Peter G. Rowe is an architect, researcher, author, and educator. Rowe is currently the Raymond Garbe Professor of Architecture and Urban Design and the Harvard Distinguished Service Professor at the Harvard University Graduate School of Design, where he has held various teaching positions since 1985. He is also the chairman and co-founder of the New York-based practice SURBA – Studio for Urban Analysis, founded in 2012.

== Education ==
He received his Bachelor of Architecture (BArch) degree from Melbourne University in 1969 and later pursued a Master of Architecture in Urban Design (MArch) from Rice University in 1971. Rowe was awarded an honorary Master of Arts (AM) degree from Harvard University in 1986. In recognition of his work, Melbourne University conferred upon him an honorary Doctor of Architecture degree in 2013.

==Career==
Rowe served as the director of the School of Architecture at Rice University from 1981 to 1985, where he had taught since 1971. While at Rice, he directed numerous multi-disciplinary research projects through the Rice Center, where he was vice president from 1978 onwards, and at the Southwest Center for Urban Research. Since 1985, Rowe has taught and held leadership positions at the Harvard University Graduate School of Design, where he served as Dean from 1992 to 2004, Chairman of the Urban Planning and Design Department from 1988 until 1992, and Director of the Urban Design Programs from 1985 until 1990. He is also an Honorary Professor at several Chinese universities and an honorand of the Academia dei Benigni, Italy (2002); and an Honorary Professor at Tsinghua University (2018–present) and at the Xian University of Architecture and Technology (1999–present).

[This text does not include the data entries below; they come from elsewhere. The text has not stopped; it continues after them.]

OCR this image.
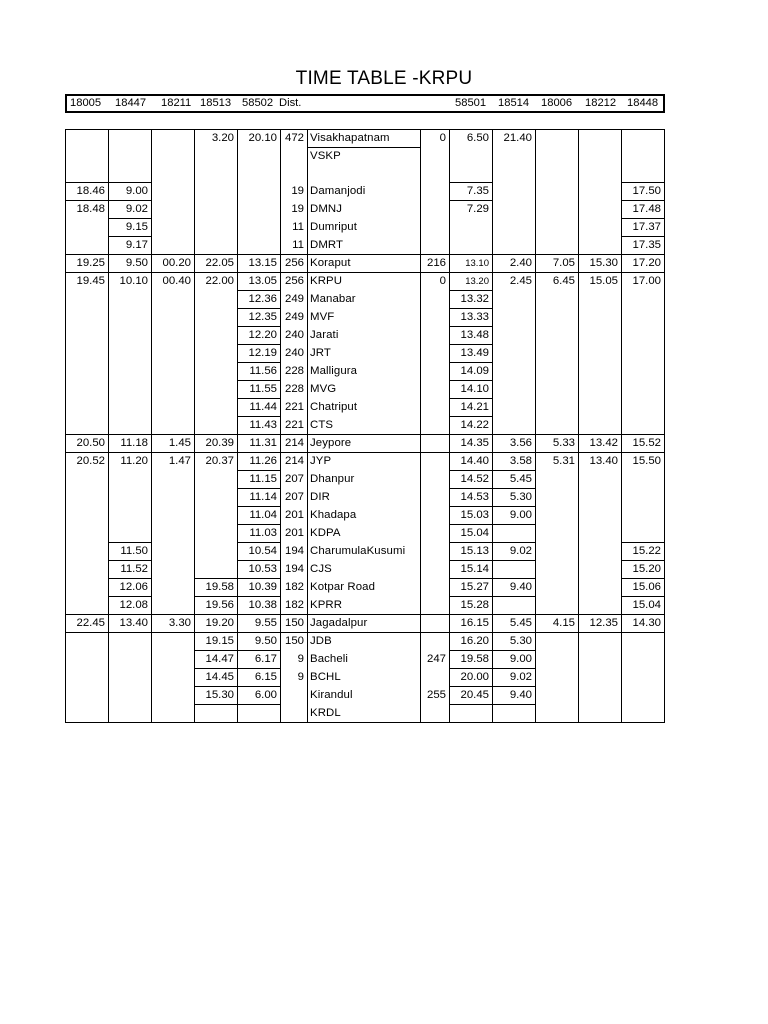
TIME TABLE -KRPU
18005 18447 18211 18513 58502 Dist.	58501 18514 18006 18212 18448
			3.20	20.10	472	Visakhapatnam	0	6.50	21.40			
						VSKP						

18.46	9.00				19	Damanjodi		7.35				17.50
18.48	9.02				19	DMNJ		7.29				17.48
	9.15				11	Dumriput						17.37
	9.17				11	DMRT						17.35
19.25	9.50	00.20	22.05	13.15	256	Koraput	216	13.10	2.40	7.05	15.30	17.20
19.45	10.10	00.40	22.00	13.05	256	KRPU	0	13.20	2.45	6.45	15.05	17.00
				12.36	249	Manabar		13.32				
				12.35	249	MVF		13.33				
				12.20	240	Jarati		13.48				
				12.19	240	JRT		13.49				
				11.56	228	Malligura		14.09				
				11.55	228	MVG		14.10				
				11.44	221	Chatriput		14.21				
				11.43	221	CTS		14.22				
20.50	11.18	1.45	20.39	11.31	214	Jeypore		14.35	3.56	5.33	13.42	15.52
20.52	11.20	1.47	20.37	11.26	214	JYP		14.40	3.58	5.31	13.40	15.50
				11.15	207	Dhanpur		14.52	5.45			
				11.14	207	DIR		14.53	5.30			
				11.04	201	Khadapa		15.03	9.00			
				11.03	201	KDPA		15.04				
	11.50			10.54	194	CharumulaKusumi		15.13	9.02			15.22
	11.52			10.53	194	CJS		15.14				15.20
	12.06		19.58	10.39	182	Kotpar Road		15.27	9.40			15.06
	12.08		19.56	10.38	182	KPRR		15.28				15.04
22.45	13.40	3.30	19.20	9.55	150	Jagadalpur		16.15	5.45	4.15	12.35	14.30
			19.15	9.50	150	JDB		16.20	5.30			
			14.47	6.17	9	Bacheli	247	19.58	9.00			
			14.45	6.15	9	BCHL		20.00	9.02			
			15.30	6.00		Kirandul	255	20.45	9.40			
						KRDL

His current practice, SURBA-Studio for Urban Analysis, is an urban research firm and think-tank co-founded with Carlos Arnaiz in 2012. Based in Brooklyn, New York, the studio focuses on exploring urbanization at various scales, particularly in developing countries. In 2020, Rowe and Arnaiz published When Urbanization Comes to Ground, a book of essays reflecting on SURBA's work exploring urbanization in China, Colombia, and the Philippines. Between 1981 and 1987, Rowe also spent significant time in professional practice as Principal at Environmental Planning and Design (EplDes) in Houston, Texas.

At EplDes, Rowe was involved in a number of significant projects working with urban modeling, growth forecasting, environmental impact assessment, urban design and planning, and public policy evaluation.

== Selected publications ==
- Rowe, Peter G. (1979). "Urban Watershed Management: Flooding and Water Quality"
- Rowe, Peter G. (1994). "Design thinking"
- Rowe, Peter G. (1991). "Making a middle landscape"
- Rowe, Peter G. (1995). "Modernity and housing"
- Rowe, Peter G. (2021). "Korean modern: the matter of identity: an exploration into modern architecture in an East Asian country"
- Rowe, Peter G. (2022). "Southeast Asian modern: from roots to contemporary turns"
- Lü, Jun hua (2001). "Modern urban housing in China, 1840-2000"
- Rowe, Peter G. (2014). "Urban Intensities: Contemporary Housing Types and Territories"
- Rowe, Peter G. (2019). "Urban Blocks and Grids: History, Technical Features, and Outcomes"
- Rowe, Peter G. (2019). "A City in Blue and Green: The Singapore Story"
- Rowe, Peter G. (2020). "Ríó ciudad Monterrey: space production, ecology and culture = producción espacial, ecología y cultura: a study directed by Peter G. Rowe with Roberto Pasini and Patricio Ortiz Silva at the Centro Roberto Garza Sada de Arte, Arquitectura y Diseño, Universidad de Monterrey"
- Rowe, Peter G. (2022). "Chinese modern: episodes backwards and forwards in time"
- Rowe, Peter G. (2024). "Design Thinking and Storytelling in Architecture"

== Awards ==
Rowe is the recipient of numerous awards, including the Distinguished Alumni Award from Rice University in 2014 and the Picton Hopkins Prize in Design (1967) among others. He has also held several honorary professorships, including at Tsinghua University (2018–), Tongji University (2003), Xi-an University of Architecture and Technology (1999–) and the Chinese University of Hong Kong (2014–).